A. Although the lengths of our investigations vary, investigations rarely run less than 4 to 7 days for local cases & 7 to 10 days for outstation cases. In every case, it is the location of case, the number of employees involved, and the skill of the investigators that drive the length of the process.
Q. How are the investigators trained and how often are their reports generated?
A. Each is taught about the Security Investigation, employment law, and the process of investigation. Those who have not received our formal training either have prior law enforcement experience or have other qualifications that meet our strict standards. During the course of the investigation, the undercover investigator will generate a report every day he or she works. The computer-generated reports are up-loaded to our network daily and immediately provided to the case manager for review.
Q. What is "negligent hiring"?
A. In general, negligent hiring occurs when you knew or should have known that an applicant had a past record and you did not check for it. It comes up when an employee, or in some circumstances an ex-employee, harms someone else where it would not have occurred except for the fact that this person was your employee. For example, if your employee has access to people's homes and then burglarizes a customer, it may be negligent hiring if that employee had a criminal record that you could have discovered with a background check.
Q. Who should I share reference information with?
A. All reference information should be confidential with information access limited to those within the organization with a need to know (e.g., hiring manager or administrator).
Q. Who should I contact?
A. The most common reference sources are current or former supervisors, project colleagues, peers or customers. Use of personal references is less preferred because they probably won’t yield objective information.
Q. How should I contact references?
A. The most effective approach is to contact the reference by person or in phone. Writing to the reference contact is usually not effective and typically yields little information or no response. The supervisor or a member of the search team should conduct the reference interview.
Q. What should I consider when planning my questions?

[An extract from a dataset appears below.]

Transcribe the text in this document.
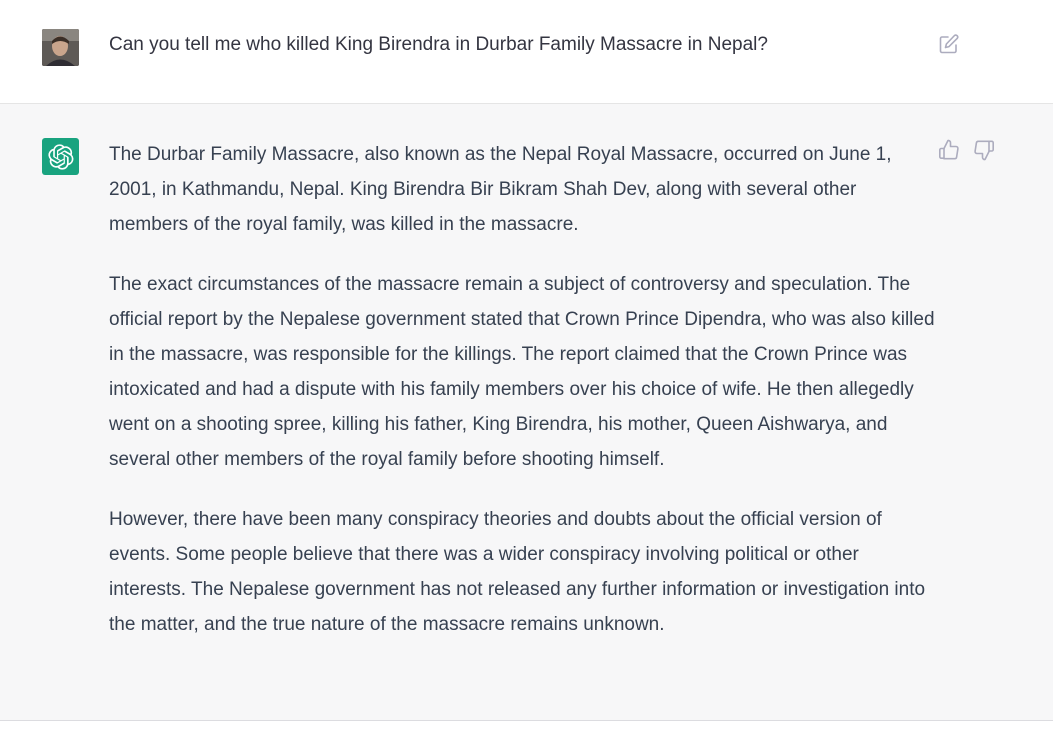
Can you tell me who killed King Birendra in Durbar Family Massacre in Nepal?

The Durbar Family Massacre, also known as the Nepal Royal Massacre, occurred on June 1, 2001, in Kathmandu, Nepal. King Birendra Bir Bikram Shah Dev, along with several other members of the royal family, was killed in the massacre.

The exact circumstances of the massacre remain a subject of controversy and speculation. The official report by the Nepalese government stated that Crown Prince Dipendra, who was also killed in the massacre, was responsible for the killings. The report claimed that the Crown Prince was intoxicated and had a dispute with his family members over his choice of wife. He then allegedly went on a shooting spree, killing his father, King Birendra, his mother, Queen Aishwarya, and several other members of the royal family before shooting himself.

However, there have been many conspiracy theories and doubts about the official version of events. Some people believe that there was a wider conspiracy involving political or other interests. The Nepalese government has not released any further information or investigation into the matter, and the true nature of the massacre remains unknown.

A. Based on the determined job competencies, and information obtained during the interview, create a written reference guide to ensure consistent questioning and to target the issues you seek to clarify. Consider the recency of the position and similarity of duties to the vacancy.
Q. Should I have the reference check completed before offering a position?
A. Yes. The best practice is to check references before making a job offer. Otherwise, departments should consider making a job offer contingent upon obtaining satisfactory references.
Q. What applicants or employees are most important to check?
Those in jobs that involve a high level of trust such as working with children, the elderly, money, driving, and having access to computer date. Management and executive jobs are important to check due to the amount of responsibility involved. Workmen job for history of criminal record & industrial dispute. Finally, checking is useful where there are job related license or educational requirements. You should tailor your searches to the specific requirements of the job. It is best not to be caught by surprise.